Le parole sono importanti: Lo sappiamo da sempre e Nanni Moretti, sempre un po’ scorbutico, ce lo ha ricordato in “Palombella rossa” (1989). Le parole riempiono anche lo sport, quando viene commentato e raccontato, ma gli sportivi, quelli che lo fanno e lo vivono davvero, di solito sono silenziosi, perché devono risparmiare il fiato per la fatica. Certo, ci sono le interviste, ma sono sempre i giornalisti a condurre il gioco. Invece le parole ci sono, anche dentro la testa di chi resta senza fiato per la fatica o è stato ammutolito da una sanzione. E sono importanti perché esprimono una profondità di riflessione che altrimenti rimane segreta e inascoltata e che nessun risultato agonistico, da solo e per quanto eccellente, può raccontare. Ecco, allora, le parole di Sara Curtis, 18 anni, nata a Savigliano (Cuneo), figlia di Helen, nigeriana, e di Vincenzo, figlio di immigrati da Frosinone per andare a lavorare alla FIAT. Fisico splendido per qualsiasi disciplina, ma lei nuota e recentemente ha battuto i record di Federica Pellegrini, che risalivano al 2016, nei 50 (24”43) e nei 100 stile libero (53”01). Fa la vita di tutti i nuotatori che studiano: scuola al mattino e al pomeriggio due ore e mezza di allenamenti, sei giorni su sette, tra vasca e palestra, e poi -nel suo caso- due volte alla settimana in treno per nuotare in vasca da 50 metri. Adesso, dopo la maturità, andrà a nuotare in Virginia (USA) e a studiare psicologia all’università, Trump permettendo. Intanto parla quattro lingue, legge poesie e gialli e scrive su carta con la penna, perché, dice, “mi aiuta a fissare le cose e a fare ordine nella testa. La salute mentale mi interessa”. Come se non bastasse, continua: “Nello sport se ti nutri di parole belle e sagge, il tuo corpo va verso una direzione positiva, se gli trasmetti vibrazioni negative, ne risente. Il nuotatore, poi, deve resistere alla solitudine della piscina. E avere una vita normale: passioni, uscite, studio (…).” E poi ancora una riflessione quasi antropologica: “C’è un pregiudizio forte contro gli atleti neri o afrodiscendenti basato su studi che non condivido, secondo cui hanno ossa più pesanti. In Africa si fa atletica perché non c’è acqua né piscine, tutto qui. Anch’io se fossi nata lì non avrei nuotato”. Parole chiare e definitive, ma poco prima aveva detto: “Per me il nuoto dovrebbe essere un obbligo per tutti”. Lo sapevamo già, fin dai tempi degli antichi romani, ma poi ce ne siamo un po’ dimenticati. 
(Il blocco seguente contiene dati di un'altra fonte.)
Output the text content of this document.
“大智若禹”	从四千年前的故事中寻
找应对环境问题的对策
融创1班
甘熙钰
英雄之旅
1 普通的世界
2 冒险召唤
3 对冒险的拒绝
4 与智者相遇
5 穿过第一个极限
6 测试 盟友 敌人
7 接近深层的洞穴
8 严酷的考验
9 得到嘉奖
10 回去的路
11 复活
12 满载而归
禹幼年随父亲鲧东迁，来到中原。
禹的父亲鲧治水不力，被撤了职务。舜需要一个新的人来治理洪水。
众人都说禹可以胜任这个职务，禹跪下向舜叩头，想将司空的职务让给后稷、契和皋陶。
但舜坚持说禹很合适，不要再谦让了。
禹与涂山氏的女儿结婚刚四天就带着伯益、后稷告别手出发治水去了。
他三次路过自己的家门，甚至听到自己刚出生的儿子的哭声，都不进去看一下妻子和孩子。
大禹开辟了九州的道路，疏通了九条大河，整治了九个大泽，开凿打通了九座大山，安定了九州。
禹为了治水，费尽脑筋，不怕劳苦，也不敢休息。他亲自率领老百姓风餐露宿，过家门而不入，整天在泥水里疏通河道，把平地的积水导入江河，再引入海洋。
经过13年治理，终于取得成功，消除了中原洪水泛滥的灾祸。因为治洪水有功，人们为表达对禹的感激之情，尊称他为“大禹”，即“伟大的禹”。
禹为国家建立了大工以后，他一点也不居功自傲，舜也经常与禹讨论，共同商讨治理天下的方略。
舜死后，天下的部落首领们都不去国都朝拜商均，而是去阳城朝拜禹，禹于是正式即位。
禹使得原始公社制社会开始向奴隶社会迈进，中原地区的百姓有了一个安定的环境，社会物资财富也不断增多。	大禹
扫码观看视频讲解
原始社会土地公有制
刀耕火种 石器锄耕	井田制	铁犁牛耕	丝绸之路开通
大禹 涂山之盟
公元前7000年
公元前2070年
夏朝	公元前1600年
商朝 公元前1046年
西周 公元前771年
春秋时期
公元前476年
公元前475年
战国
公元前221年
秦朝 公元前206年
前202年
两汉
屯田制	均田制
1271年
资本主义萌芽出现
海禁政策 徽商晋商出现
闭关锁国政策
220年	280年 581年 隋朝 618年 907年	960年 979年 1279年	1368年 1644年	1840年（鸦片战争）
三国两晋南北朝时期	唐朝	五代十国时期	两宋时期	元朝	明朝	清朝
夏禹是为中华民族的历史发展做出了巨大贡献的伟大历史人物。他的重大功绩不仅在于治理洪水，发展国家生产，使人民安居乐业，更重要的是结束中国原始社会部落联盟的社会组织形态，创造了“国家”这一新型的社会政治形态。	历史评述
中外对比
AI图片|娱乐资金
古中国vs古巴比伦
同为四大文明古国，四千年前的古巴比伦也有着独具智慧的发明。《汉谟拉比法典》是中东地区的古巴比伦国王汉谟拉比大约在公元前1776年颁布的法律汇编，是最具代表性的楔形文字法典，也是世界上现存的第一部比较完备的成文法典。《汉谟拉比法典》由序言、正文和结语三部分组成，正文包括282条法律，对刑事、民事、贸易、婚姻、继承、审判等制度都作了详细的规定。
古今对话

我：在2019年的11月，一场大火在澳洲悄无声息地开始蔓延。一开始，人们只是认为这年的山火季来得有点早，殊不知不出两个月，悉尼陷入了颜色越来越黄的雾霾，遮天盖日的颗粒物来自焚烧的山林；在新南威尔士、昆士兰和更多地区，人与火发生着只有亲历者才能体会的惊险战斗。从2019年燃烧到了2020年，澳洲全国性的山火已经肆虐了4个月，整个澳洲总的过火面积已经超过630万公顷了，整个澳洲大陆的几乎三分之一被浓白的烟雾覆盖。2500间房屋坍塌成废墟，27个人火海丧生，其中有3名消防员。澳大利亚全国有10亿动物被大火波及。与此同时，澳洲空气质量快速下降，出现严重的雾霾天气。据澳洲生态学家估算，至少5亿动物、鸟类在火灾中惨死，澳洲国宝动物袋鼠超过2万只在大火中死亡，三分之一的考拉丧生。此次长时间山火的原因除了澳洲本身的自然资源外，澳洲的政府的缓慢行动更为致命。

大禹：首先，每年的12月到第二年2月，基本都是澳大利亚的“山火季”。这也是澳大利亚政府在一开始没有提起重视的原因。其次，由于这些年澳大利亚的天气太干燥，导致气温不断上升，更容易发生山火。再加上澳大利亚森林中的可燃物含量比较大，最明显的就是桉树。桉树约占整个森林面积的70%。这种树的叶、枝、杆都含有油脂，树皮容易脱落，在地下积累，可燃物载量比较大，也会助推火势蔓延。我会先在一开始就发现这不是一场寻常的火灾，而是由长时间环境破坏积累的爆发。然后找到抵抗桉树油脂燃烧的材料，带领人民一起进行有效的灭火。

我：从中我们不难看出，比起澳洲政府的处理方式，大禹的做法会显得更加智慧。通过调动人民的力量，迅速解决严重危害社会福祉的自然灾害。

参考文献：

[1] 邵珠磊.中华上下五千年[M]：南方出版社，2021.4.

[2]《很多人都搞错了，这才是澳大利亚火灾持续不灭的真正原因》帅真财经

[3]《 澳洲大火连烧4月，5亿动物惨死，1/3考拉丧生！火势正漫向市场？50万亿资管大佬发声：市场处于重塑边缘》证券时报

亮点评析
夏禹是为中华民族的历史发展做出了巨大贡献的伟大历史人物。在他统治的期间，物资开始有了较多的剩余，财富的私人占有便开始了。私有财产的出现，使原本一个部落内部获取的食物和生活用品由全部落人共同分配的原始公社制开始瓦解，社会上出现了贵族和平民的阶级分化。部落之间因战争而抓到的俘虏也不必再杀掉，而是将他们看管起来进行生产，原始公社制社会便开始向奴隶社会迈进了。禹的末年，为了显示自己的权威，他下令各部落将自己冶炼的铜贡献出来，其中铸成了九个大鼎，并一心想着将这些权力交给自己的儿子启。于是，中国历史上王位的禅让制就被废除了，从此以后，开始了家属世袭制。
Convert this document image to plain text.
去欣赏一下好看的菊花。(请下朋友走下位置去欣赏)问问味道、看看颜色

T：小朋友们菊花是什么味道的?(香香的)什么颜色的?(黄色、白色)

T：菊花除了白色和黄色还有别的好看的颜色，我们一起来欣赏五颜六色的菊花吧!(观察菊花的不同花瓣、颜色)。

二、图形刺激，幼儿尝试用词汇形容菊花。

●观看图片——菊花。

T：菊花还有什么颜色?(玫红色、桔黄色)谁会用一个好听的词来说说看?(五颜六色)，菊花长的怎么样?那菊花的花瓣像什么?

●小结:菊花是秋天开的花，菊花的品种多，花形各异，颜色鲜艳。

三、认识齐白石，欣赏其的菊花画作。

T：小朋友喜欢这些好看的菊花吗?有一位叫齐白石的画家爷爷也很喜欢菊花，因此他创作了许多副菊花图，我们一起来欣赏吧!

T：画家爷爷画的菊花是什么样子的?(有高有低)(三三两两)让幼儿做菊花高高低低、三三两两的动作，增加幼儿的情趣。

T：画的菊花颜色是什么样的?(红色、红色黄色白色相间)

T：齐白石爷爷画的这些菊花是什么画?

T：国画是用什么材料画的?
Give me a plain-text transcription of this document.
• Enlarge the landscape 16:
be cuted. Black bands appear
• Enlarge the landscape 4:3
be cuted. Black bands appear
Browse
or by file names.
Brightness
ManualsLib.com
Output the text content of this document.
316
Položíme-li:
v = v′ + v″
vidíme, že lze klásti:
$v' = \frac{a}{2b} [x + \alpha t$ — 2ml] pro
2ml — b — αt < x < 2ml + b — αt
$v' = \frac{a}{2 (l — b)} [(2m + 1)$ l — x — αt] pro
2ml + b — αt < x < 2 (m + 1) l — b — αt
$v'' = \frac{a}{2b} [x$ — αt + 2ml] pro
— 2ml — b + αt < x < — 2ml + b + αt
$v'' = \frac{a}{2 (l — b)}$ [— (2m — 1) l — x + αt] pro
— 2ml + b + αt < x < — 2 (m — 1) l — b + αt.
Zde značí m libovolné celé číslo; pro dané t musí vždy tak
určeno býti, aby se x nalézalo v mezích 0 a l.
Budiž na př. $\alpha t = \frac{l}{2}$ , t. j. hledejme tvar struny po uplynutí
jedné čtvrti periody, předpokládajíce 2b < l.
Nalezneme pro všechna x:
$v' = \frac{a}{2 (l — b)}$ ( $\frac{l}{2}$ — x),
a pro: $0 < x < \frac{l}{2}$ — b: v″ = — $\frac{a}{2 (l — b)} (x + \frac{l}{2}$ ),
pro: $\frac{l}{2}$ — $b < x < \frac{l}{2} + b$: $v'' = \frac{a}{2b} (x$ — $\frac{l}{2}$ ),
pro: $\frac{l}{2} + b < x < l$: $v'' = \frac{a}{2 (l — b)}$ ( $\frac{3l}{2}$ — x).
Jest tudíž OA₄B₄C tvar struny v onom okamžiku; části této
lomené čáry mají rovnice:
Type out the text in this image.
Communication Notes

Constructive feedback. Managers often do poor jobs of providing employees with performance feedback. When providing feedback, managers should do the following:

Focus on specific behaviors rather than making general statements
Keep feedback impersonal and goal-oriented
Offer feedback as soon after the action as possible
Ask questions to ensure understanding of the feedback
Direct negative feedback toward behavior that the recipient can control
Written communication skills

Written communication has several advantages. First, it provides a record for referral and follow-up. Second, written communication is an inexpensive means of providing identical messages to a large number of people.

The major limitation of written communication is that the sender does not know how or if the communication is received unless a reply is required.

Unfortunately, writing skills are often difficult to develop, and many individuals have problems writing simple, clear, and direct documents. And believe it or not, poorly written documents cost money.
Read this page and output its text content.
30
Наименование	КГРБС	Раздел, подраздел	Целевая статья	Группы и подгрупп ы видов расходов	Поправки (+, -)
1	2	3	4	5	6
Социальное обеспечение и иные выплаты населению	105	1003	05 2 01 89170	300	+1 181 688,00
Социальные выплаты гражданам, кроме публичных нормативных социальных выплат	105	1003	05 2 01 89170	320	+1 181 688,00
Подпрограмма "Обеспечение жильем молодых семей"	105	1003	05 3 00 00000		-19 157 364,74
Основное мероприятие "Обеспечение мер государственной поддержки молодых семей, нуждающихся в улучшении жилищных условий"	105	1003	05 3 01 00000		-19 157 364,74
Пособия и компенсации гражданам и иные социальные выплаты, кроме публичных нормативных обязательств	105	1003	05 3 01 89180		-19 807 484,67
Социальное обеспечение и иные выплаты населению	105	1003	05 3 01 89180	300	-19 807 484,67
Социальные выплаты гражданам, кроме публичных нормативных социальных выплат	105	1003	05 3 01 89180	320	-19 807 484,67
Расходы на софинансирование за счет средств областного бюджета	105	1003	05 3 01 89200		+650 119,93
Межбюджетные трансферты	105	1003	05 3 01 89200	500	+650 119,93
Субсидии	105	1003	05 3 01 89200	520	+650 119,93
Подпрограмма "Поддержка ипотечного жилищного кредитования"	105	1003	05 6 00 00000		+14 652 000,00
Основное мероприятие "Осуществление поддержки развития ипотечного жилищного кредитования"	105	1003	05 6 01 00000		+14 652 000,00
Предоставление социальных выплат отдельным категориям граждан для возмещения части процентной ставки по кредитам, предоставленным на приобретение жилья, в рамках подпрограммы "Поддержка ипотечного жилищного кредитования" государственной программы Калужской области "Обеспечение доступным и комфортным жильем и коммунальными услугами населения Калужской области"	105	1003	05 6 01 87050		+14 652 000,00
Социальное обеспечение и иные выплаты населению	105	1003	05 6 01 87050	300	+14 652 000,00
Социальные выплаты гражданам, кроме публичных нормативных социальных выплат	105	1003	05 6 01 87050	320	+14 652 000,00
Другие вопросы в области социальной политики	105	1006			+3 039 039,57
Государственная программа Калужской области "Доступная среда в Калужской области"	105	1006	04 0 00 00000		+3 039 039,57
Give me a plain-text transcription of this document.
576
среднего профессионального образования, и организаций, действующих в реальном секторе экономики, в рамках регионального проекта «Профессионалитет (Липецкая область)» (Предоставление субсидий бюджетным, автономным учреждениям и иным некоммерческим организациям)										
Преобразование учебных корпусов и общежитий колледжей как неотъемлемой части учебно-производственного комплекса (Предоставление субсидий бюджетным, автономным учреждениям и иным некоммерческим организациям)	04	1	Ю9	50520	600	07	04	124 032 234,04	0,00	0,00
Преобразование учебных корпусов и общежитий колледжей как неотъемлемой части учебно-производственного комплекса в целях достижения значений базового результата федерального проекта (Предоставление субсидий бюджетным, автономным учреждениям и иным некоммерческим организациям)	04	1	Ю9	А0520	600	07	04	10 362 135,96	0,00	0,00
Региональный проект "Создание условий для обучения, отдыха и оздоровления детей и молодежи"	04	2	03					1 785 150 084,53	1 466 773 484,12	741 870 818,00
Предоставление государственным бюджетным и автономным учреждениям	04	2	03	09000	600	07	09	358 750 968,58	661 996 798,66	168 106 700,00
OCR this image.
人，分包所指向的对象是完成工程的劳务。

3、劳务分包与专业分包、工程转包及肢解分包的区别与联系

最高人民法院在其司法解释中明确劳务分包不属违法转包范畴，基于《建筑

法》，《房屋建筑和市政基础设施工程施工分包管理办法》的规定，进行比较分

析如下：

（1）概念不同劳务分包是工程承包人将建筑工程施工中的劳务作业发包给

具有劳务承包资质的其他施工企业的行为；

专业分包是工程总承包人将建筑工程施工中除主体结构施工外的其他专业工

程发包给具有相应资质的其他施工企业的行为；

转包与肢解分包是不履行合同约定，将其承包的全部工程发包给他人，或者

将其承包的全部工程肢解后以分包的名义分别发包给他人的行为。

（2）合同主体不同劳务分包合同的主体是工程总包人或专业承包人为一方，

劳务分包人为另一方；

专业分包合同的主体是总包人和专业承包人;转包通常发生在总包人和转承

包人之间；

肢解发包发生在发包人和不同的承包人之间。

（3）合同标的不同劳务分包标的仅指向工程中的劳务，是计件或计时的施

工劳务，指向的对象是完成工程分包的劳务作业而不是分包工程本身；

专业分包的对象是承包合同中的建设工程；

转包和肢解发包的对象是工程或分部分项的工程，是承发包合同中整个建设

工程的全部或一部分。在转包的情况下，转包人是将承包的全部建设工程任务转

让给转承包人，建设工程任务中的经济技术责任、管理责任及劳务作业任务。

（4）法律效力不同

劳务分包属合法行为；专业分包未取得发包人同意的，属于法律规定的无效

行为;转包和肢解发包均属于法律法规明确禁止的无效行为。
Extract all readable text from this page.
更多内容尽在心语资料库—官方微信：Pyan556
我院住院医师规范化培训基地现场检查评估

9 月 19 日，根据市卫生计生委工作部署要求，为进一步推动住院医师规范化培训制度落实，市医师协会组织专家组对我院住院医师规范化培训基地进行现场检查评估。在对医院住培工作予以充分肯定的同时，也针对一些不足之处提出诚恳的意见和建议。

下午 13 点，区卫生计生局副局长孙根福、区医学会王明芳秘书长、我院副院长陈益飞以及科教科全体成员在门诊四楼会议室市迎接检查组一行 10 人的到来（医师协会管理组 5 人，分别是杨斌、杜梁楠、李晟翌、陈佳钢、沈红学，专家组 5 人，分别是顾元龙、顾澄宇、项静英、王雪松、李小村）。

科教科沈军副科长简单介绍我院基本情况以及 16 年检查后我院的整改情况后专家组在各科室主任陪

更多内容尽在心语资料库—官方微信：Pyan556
Dasy Osakue, 29 anni, è un altro corpo pieno di parole, intelligenza e muscoli, nata a Torino da genitori nigeriani, primatista italiana nel lancio del disco (64,57 metri). Si è allenata ed ha studiato in Texas, laureandosi in Giustizia criminale, ma, nella sua città, è stata anche fermata come sospetta ladra in un negozio, solo per il colore della sua pelle. “Siamo un paese -dice- in cui è radicata la paura del diverso che nasce dall’ignoranza.” Naturalmente è anche una vera “patriota”, non a chiacchiere, perché adora la bagna càuda, la Nutella, impazzisce -come tutti gli Azzurri- per l’inno di Mameli e il tricolore la esalta. 

E poi c’è lui (stavo per scriverlo maiuscolo, ma meglio evitare). 

Jannik Sinner, 23 anni, numero uno al mondo nonostante la squalifica/accordo che lo ha tenuto per tre mesi lontano dal tennis per un assai discutibile caso di “doping”, ritornato in tempo per giocare -non a caso- gli Internazionali d’Italia. Questi tre mesi di “pausa”, secondi alcuni, potevano essere una catastrofe e invece è diventate un’occasione per approfondire la riflessione e l’allenamento, trovando il tempo per vivere e frequentare una nuova “fidanzata”, che i giornalisti chiamano “flirt”. Anche le sue parole sono sempre state straordinariamente sensate e a proposito delle critiche di Federica Pellegrini sul suo trattamento di “favore” ha risposto con equilibrio e maturità: “Non auguro a nessuno di passare da innocente quello che ho passato io. Ma ognuno può dire ciò che vuole. Va bene così”. Ben vengano, allora, le parole -belle e sagge- di questi atleti che faticano, si allenano, vincono e perdono, ma soprattutto pensano.